Ein Studium beginnen ist nicht schwer, es abzuschließen dagegen sehr. Weil Bildung aber nicht nur bedeutet, ein Mag. oder Mag.a dem eigenen Namen voranstellen zu können, haben hier sechs The-Gap-AutorInnen über ihr Studium geschrieben, das sie nie zu Ende gebracht haben.

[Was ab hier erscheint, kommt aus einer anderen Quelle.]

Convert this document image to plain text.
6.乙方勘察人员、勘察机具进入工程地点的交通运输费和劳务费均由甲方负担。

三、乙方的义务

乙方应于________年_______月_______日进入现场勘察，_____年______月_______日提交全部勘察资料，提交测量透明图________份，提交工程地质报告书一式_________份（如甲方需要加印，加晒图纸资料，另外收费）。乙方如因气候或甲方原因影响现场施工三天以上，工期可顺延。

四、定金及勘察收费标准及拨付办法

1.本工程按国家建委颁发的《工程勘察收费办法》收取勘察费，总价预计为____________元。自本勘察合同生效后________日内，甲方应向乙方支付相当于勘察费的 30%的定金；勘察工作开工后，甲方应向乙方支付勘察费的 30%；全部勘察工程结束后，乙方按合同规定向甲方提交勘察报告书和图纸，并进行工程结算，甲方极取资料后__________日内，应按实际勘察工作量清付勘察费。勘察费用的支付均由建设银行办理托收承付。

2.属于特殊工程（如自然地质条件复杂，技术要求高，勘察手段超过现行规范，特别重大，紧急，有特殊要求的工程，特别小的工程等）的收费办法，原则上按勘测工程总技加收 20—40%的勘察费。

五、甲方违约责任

Yasmin Vihaus – Germanistik
Germanistik ist eine der schönsten Studienrichtungen. Wer nicht auf Lehramt, sondern im Bachelor studiert, hat nahezu freie Auswahl aus thematisch sehr unterschiedlichen Lehrveranstaltungen. Die ProfessorInnen sind bei der Auswahl der Themen durchaus kreativ, zudem variieren sie von Jahr zu Jahr. Man muss zwar in jedem der vier Bereiche (Ältere deutsche Literatur, Neuere deutsche Literatur, Sprachwissenschaft und Deutsch als Fremd- und Zweitsprache) eine bestimmte Anzahl an Seminaren oder Vorlesungen absolvieren, muss sich im Bereich Neuere Deutsche Literatur aber nicht zwingend intensiv mit Goethe und Schiller beschäftigten. Während meiner vier Jahre an der Germanistik durfte ich LVs mit Titeln wie »Traum und Vision im Mittelalter«, »Dämonen, Monstren, Fabelwesen«, »Freud, Sexologie und Menschenrechte« oder »Männlichkeiten in der Literatur« besuchen. Ich habe nicht nur Mittelhochdeutsch, sondern vor allem Ältere Deutsche Literatur lieben gelernt und spreche heute noch gerne spontan und ungefragt über die Auswirkungen der ersten und zweiten Lautverschiebung oder großartig skurrile mittelalterliche Texte wie »Das Nonnenturnier«. Alles lief perfekt, bis … die Frage nach dem Nachweis meiner Lateinkenntnisse immer lauter wurde. Meine erste Bachelorarbeit habe ich vor mittlerweile fünf Jahren abgegeben, die zweite Bachelorarbeit darf ich erst abgeben, wenn ich eine Lateinprüfung ablege. Ich fürchte, das wird nicht mehr passieren. Dennoch: Germanistik, es war sehr schön mit dir!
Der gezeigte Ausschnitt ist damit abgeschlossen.